The article in the Jan. 7, 1886, edition of the Fremont Democratic Messenger reported that the former president replied, “Mrs. Hayes secured me with that.”

“We were bridesmaid and groomsman together at a wedding and when the cake was cut that ring was in my slice, and when I found it, of course I gave it to the bridesmaid Miss Lucy Webb,” the former president reportedly said. “When after a time she promised to marry me, she gave me back the ring and I have always worn it since.”

The couple married two years later, on Dec. 30, 1852, during a small ceremony attended by family and friends at the home of Webb’s mother in Cincinnati. In a Dec. 15, 1852, letter to his uncle Sardis Birchard, Hayes shared that the wedding date had been set.

“The day is fixed, if nothing occurs to change our plans, on Thursday the 30th, two weeks from tomorrow,” the letter reads. “Whether we are to have an evening or morning wedding, whether we are to run away to hide for a few days, or to hide at home, are unsettled questions.”

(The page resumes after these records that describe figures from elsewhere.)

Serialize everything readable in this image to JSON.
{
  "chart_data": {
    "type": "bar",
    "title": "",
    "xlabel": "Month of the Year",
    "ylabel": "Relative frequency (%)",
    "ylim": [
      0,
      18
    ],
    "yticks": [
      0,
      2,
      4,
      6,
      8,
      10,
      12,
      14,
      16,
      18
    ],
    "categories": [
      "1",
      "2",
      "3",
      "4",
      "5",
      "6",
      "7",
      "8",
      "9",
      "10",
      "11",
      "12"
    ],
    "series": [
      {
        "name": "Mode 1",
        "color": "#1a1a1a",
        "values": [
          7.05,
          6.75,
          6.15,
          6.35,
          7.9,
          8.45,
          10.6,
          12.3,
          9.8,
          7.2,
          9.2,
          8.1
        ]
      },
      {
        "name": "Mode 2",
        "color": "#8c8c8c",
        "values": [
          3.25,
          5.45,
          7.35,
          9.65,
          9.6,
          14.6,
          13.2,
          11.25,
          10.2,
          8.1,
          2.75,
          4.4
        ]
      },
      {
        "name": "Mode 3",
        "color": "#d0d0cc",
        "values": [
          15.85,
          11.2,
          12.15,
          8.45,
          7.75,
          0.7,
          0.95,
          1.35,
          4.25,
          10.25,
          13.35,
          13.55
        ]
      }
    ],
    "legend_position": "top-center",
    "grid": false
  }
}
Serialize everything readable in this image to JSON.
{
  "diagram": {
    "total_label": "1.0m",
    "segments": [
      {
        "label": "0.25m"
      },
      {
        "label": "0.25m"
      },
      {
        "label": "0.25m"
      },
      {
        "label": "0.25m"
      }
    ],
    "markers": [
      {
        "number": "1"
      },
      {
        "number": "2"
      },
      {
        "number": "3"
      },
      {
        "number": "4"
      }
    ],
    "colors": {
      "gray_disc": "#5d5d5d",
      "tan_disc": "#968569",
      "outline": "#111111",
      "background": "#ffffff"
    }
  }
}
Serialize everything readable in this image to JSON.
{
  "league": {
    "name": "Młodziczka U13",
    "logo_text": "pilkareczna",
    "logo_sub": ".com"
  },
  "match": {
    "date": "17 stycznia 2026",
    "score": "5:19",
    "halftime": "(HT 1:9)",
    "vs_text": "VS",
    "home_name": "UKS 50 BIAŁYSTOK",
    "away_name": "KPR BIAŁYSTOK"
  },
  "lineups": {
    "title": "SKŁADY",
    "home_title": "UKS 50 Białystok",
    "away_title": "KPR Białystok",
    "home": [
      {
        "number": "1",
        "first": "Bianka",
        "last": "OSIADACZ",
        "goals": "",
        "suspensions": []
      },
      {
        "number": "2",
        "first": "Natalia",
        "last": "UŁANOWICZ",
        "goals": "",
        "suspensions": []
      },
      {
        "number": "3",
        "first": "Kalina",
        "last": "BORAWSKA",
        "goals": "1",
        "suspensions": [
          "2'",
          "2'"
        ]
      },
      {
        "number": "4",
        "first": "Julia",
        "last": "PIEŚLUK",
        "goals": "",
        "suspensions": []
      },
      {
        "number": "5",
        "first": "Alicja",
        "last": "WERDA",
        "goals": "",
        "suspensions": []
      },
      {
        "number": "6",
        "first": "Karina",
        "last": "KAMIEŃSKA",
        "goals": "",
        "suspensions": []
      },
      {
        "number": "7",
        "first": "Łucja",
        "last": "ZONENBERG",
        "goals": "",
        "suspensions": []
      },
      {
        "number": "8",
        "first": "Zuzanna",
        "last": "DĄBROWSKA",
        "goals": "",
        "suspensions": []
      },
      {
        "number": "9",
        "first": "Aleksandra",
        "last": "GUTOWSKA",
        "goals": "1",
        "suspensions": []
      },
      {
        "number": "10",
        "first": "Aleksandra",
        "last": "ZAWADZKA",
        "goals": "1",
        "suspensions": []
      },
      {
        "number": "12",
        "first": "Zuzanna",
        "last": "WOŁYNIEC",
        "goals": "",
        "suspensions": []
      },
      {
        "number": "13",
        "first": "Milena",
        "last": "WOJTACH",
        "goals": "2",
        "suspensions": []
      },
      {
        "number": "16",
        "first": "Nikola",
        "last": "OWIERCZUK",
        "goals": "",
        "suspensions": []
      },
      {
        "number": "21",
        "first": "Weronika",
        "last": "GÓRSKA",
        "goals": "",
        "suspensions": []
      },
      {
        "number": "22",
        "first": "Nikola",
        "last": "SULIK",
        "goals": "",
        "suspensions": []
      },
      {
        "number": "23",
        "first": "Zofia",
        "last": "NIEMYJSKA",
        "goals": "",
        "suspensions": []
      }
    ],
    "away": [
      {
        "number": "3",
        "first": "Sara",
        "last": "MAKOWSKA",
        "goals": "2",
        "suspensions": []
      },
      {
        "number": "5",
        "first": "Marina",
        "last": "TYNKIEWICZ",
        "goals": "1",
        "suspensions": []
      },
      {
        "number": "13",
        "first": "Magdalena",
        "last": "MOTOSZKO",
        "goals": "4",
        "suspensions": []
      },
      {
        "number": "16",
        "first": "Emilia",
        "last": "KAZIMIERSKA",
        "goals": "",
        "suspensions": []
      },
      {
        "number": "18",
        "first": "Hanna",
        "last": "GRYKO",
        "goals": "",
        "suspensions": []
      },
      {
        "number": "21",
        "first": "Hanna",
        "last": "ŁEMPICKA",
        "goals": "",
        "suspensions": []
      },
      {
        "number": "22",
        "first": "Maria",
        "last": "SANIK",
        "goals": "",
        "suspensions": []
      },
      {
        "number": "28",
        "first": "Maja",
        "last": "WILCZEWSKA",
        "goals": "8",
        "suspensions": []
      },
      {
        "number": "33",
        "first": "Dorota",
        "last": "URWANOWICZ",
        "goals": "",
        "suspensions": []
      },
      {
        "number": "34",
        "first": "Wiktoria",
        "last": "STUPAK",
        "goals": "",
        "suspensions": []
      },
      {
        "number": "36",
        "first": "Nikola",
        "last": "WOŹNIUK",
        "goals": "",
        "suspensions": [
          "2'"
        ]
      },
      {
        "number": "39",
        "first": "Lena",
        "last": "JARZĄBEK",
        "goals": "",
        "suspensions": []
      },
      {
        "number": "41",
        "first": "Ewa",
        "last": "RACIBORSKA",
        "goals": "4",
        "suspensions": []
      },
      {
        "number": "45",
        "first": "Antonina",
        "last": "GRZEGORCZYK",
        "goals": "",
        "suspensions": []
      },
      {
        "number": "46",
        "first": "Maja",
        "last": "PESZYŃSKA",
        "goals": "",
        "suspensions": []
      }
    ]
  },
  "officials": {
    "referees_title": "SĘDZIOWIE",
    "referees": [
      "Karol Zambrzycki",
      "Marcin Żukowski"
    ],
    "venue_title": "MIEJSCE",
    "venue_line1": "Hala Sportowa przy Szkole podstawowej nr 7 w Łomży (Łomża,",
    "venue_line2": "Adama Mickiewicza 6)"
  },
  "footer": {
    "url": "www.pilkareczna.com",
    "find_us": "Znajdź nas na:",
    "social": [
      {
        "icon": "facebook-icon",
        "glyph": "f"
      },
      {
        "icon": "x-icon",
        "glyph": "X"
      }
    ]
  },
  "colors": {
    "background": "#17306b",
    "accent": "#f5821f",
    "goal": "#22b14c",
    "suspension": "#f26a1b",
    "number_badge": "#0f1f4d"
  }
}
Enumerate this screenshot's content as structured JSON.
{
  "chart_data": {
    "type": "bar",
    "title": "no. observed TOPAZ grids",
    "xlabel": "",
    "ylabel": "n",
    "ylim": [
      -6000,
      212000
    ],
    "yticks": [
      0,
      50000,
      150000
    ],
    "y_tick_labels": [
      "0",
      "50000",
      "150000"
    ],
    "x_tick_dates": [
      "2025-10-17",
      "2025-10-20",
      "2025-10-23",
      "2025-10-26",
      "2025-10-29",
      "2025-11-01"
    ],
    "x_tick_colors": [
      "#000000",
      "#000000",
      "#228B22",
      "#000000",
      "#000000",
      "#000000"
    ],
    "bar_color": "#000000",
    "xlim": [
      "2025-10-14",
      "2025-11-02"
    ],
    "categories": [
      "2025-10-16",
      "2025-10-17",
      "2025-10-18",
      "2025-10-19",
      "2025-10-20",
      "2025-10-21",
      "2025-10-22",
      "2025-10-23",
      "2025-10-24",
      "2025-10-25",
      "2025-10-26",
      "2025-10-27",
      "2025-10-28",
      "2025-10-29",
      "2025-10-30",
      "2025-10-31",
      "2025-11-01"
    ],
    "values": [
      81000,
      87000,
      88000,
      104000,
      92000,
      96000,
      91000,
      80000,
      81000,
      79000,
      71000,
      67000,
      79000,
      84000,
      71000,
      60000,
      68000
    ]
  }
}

Hayes added that the event was to be a simple wedding, with “no extensive wedding arrangements, probably no tickets of invitation.”

Birchard made the trip to Cincinnati for his nephew’s wedding, joining Hayes’ older sister Fanny Platt and her 9-year-old daughter Laura, Lucy’s mother and two brothers as well as about 30 friends for the ceremony. Although Hayes’ mother, Sophia, was not able to travel to Cincinnati for the event, Ari Hoogenboom’s book Rutherford B. Hayes: Warrior and President notes that she shared her approval of her soon-to-be daughter-in-law with her son, telling him, “Your choice is mine, I shall welcome her to my heart as a beloved daughter.”

Eliza Davis, a friend of Lucy during their school years, was also in attendance. Her account of the event was detailed in Emily Apt Geer’s book First Lady: The Life of Lucy Webb Hayes. 

“The ‘radiant’ bride wore a white-figured satin dress, simply tailored with a full skirt pleated to a fitted bodice,” the book notes. “A floor-length veil, fastened with orange blossoms, accented the glistening blackness of her hair and slimness of her figure.”

Geer wrote that the day concluded when the couple boarded the 5 p.m. train for Columbus, where Hayes, “hoped to combine appearances before the Ohio Supreme Court with a pleasant honeymoon. Thus began 36 years of an exceptionally happy marriage.”